Plusieurs facteurs expliquent cet échec. En premier lieu, le contexte
sécuritaire et politique est peu propice au déploiement d'une force des Nations
unies – qui sont elles-mêmes désorganisées et ont besoin d'un nouveau mandat et
de nouvelles structures - dans les territoires contrôlés par le Rassemblement
Congolais pour la Démocratie (RCD) et d'autres alliés du Rwanda et de
l'Ouganda. La multiplication des groupes armés et Seigneurs de guerre en
contact avec les groupes hutu (FDLR) et l'hostilité ouverte de la rébellion du
RCD rendent difficile le désarmement d'une force hostile d'un minimum de 15 000
hommes, aguerris par plus de huit ans de combats sur un terrain d'opération
d'environ 150 000 km2. Mais surtout, le maintien d'une option
militaire par le Rwanda et la RDC et les tensions actuelles entre le Rwanda et
l'Ouganda qui ont mené à l'intensification des conflits en province d'Ituri
réduisent les espoirs de démobilisation de la rébellion rwandaise. Le
gouvernement de Kinshasa a repris son soutien aux FDLR en février 2003, après
un arrêt de trois mois. La permanence des alliances entre groupes hutu et Mai
Mai a permis à ceux ci de maintenir leur capacité militaire.

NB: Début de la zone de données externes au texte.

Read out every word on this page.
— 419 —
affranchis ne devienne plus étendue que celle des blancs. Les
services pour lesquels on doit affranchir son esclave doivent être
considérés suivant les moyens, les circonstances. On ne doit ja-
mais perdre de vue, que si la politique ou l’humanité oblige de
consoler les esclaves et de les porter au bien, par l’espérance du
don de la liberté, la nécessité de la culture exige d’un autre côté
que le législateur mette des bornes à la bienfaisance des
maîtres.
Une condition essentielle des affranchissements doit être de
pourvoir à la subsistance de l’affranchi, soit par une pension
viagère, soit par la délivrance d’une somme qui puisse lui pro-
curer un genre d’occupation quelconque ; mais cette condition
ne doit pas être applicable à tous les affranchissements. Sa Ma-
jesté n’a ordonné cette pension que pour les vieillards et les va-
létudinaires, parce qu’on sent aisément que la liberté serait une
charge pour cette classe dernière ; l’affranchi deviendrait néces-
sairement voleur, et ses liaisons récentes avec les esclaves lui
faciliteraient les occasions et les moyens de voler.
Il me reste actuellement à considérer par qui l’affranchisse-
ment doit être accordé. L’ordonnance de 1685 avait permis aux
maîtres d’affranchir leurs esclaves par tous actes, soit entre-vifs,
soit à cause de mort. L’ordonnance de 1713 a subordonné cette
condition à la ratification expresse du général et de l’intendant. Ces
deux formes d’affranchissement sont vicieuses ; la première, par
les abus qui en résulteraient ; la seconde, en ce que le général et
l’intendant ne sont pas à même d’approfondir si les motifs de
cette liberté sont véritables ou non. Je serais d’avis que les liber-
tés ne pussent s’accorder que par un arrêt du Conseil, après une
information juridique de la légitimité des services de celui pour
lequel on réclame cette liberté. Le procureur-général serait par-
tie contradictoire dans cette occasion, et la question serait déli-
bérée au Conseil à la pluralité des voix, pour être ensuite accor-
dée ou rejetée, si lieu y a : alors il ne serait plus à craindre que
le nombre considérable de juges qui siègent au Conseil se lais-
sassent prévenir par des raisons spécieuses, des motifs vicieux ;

En second lieu, le DR souffre d'une faille conceptuelle. Jusqu'à
aujourd'hui le mandat de la MONUC et l'accord de Pretoria de juillet 2002
traitent le désarmement comme un problème strictement sécuritaire et surtout
strictement congolais. La dimension politique interne, rwando-rwandaise, de la
question n'a jamais été sérieusement examinée. Ni la MONUC, ni la TPVM n'ont
engagé de vrais contacts avec la rébellion à désarmer, les FDLR. Aucun acteur
international n'a non plus officiellement fait le lien entre le DR des FDLR en
RDC et une nécessaire politique d'ouverture et de réconciliation au Rwanda.
La seule alternative au désarmement volontaire est le désarmement de force.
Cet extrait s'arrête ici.